Soprenden, en el ritmo de la actualidad, estas palabras de Bill Keller: “Todavía recibo mensajes que me acusan de ser un antipatriota hijo de puta”. Habla sobre Wikileaks, un asunto que se ha convertido en un género periodístico.

Keller es el director del New York Times y antes un reportero de largo oficio, ganador en 1989 de un Premio Pulitzer por su cobertura sobre la desaparición de la Unión Soviética. Resulta curioso que los dos principales directores de medios neoyorquinos, Keller en el NYT y David Remnick en el New Yorker, hayan sido corresponsales en Moscú. Los dos ganaron también un Pulitzer por su trabajo de entonces.

Ayer tuve la oportunidad de hablar con Keller después de escuchar un debate en la Universidad de Columbia. Me pareció un reportero curtido. Elige con cuidado sus palabras y habla con claridad. No dramatiza.

Dice que recibe mensajes como el que cito en el primer párrafo, pero no levanta la voz. Explica también, con una sonrisa, que no tiene ni la más remota idea de lo que va a publicar cada día la sección de opinión, o si la cobertura del ‘cablegate’ contradice en algún momento las páginas editoriales. “No es mi dominio”, dice sonriente. En fin, sigue pareciendo un reportero.

El debate se celebró en la majestuosa Low Memorial Library, el edificio más representativo de la Universidad de Columbia en el campus de Morningside Heights, al norte de Manhattan.

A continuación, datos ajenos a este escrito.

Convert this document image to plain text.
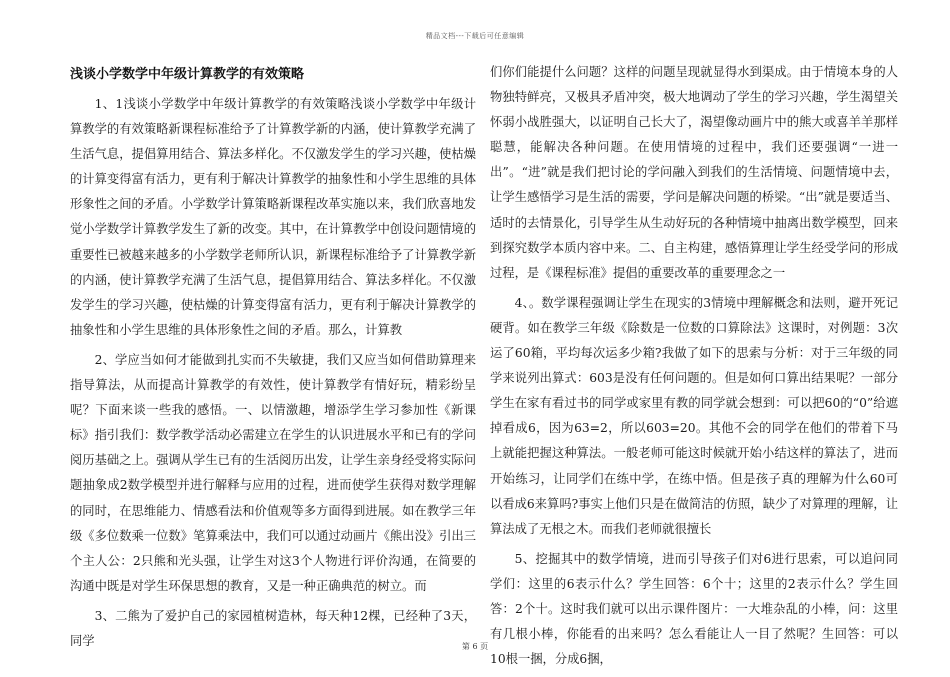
精品文档---下载后可任意编辑
浅谈小学数学中年级计算教学的有效策略

1、1浅谈小学数学中年级计算教学的有效策略浅谈小学数学中年级计算教学的有效策略新课程标准给予了计算教学新的内涵，使计算教学充满了生活气息，提倡算用结合、算法多样化。不仅激发学生的学习兴趣，使枯燥的计算变得富有活力，更有利于解决计算教学的抽象性和小学生思维的具体形象性之间的矛盾。小学数学计算策略新课程改革实施以来，我们欣喜地发觉小学数学计算教学发生了新的改变。其中，在计算教学中创设问题情境的重要性已被越来越多的小学数学老师所认识，新课程标准给予了计算教学新的内涵，使计算教学充满了生活气息，提倡算用结合、算法多样化。不仅激发学生的学习兴趣，使枯燥的计算变得富有活力，更有利于解决计算教学的抽象性和小学生思维的具体形象性之间的矛盾。那么，计算教

2、学应当如何才能做到扎实而不失敏捷，我们又应当如何借助算理来指导算法，从而提高计算教学的有效性，使计算教学有情好玩，精彩纷呈呢？下面来谈一些我的感悟。一、以情激趣，增添学生学习参加性《新课标》指引我们：数学教学活动必需建立在学生的认识进展水平和已有的学问阅历基础之上。强调从学生已有的生活阅历出发，让学生亲身经受将实际问题抽象成2数学模型并进行解释与应用的过程，进而使学生获得对数学理解的同时，在思维能力、情感看法和价值观等多方面得到进展。如在教学三年级《多位数乘一位数》笔算乘法中，我们可以通过动画片《熊出没》引出三个主人公：2只熊和光头强，让学生对这3个人物进行评价沟通，在简要的沟通中既是对学生环保思想的教育，又是一种正确典范的树立。而

3、二熊为了爱护自己的家园植树造林，每天种12棵，已经种了3天，同学

们你们能提什么问题？这样的问题呈现就显得水到渠成。由于情境本身的人物独特鲜亮，又极具矛盾冲突，极大地调动了学生的学习兴趣，学生渴望关怀弱小战胜强大，以证明自己长大了，渴望像动画片中的熊大或喜羊羊那样聪慧，能解决各种问题。在使用情境的过程中，我们还要强调“一进一出”。“进”就是我们把讨论的学问融入到我们的生活情境、问题情境中去，让学生感悟学习是生活的需要，学问是解决问题的桥梁。“出”就是要适当、适时的去情景化，引导学生从生动好玩的各种情境中抽离出数学模型，回来到探究数学本质内容中来。二、自主构建，感悟算理让学生经受学问的形成过程，是《课程标准》提倡的重要改革的重要理念之一

4、。数学课程强调让学生在现实的3情境中理解概念和法则，避开死记硬背。如在教学三年级《除数是一位数的口算除法》这课时，对例题：3次运了60箱，平均每次运多少箱?我做了如下的思索与分析：对于三年级的同学来说列出算式：603是没有任何问题的。但是如何口算出结果呢？一部分学生在家有看过书的同学或家里有教的同学就会想到：可以把60的“0”给遮掉看成6，因为63=2，所以603=20。其他不会的同学在他们的带着下马上就能把握这种算法。一般老师可能这时候就开始小结这样的算法了，进而开始练习，让同学们在练中学，在练中悟。但是孩子真的理解为什么60可以看成6来算吗?事实上他们只是在做简洁的仿照，缺少了对算理的理解，让算法成了无根之木。而我们老师就很擅长

5、挖掘其中的数学情境，进而引导孩子们对6进行思索，可以追问同学们：这里的6表示什么？学生回答：6个十；这里的2表示什么？学生回答：2个十。这时我们就可以出示课件图片：一大堆杂乱的小棒，问：这里有几根小棒，你能看的出来吗？怎么看能让人一目了然呢？生回答：可以10根一捆，分成6捆，

第 6 页
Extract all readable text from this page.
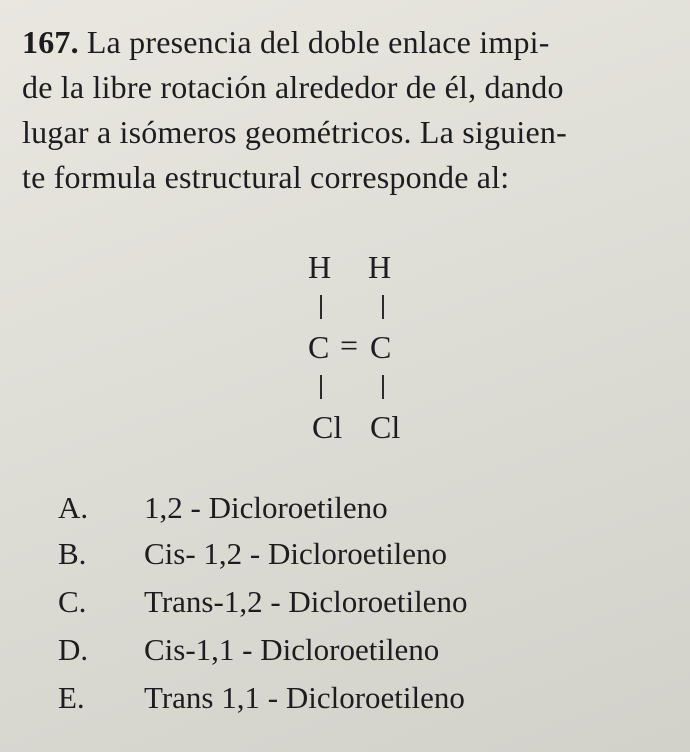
167. La presencia del doble enlace impi-
de la libre rotación alrededor de él, dando
lugar a isómeros geométricos. La siguien-
te formula estructural corresponde al:
H H
C = C
Cl Cl
A.	1,2 - Dicloroetileno
B.	Cis- 1,2 - Dicloroetileno
C.	Trans-1,2 - Dicloroetileno
D.	Cis-1,1 - Dicloroetileno
E.	Trans 1,1 - Dicloroetileno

Es un enorme edificio de estilo neoclásico rematado con una bóveda de granito que se dice la mayor del país. En los estrechos caminos que lo circundan se amontona la nieve helada. Se acumulan las nevadas unas sobre otras en Nueva York en este invierno de temporal. El frío era afilado.

Junto a Keller estaban Alan Rudsbridger, director de The Guardian, y Jack Goldsmith, de la Facultad de Derecho de Harvard y asistente del Fiscal del Estado durante la administración Bush.

Emily Bell, directora desde hace menos de un año del nuevo centro de periodismo digital de Columbia, moderaba un nuevo debate sobre Wikileaks, la página sin fronteras ni sede conocida. Se habló tanto de los papeles de Wikileaks como de su naturaleza y su influencia en el periodismo. También, claro, de Julian Assange, el hombre detrás de Wikileaks.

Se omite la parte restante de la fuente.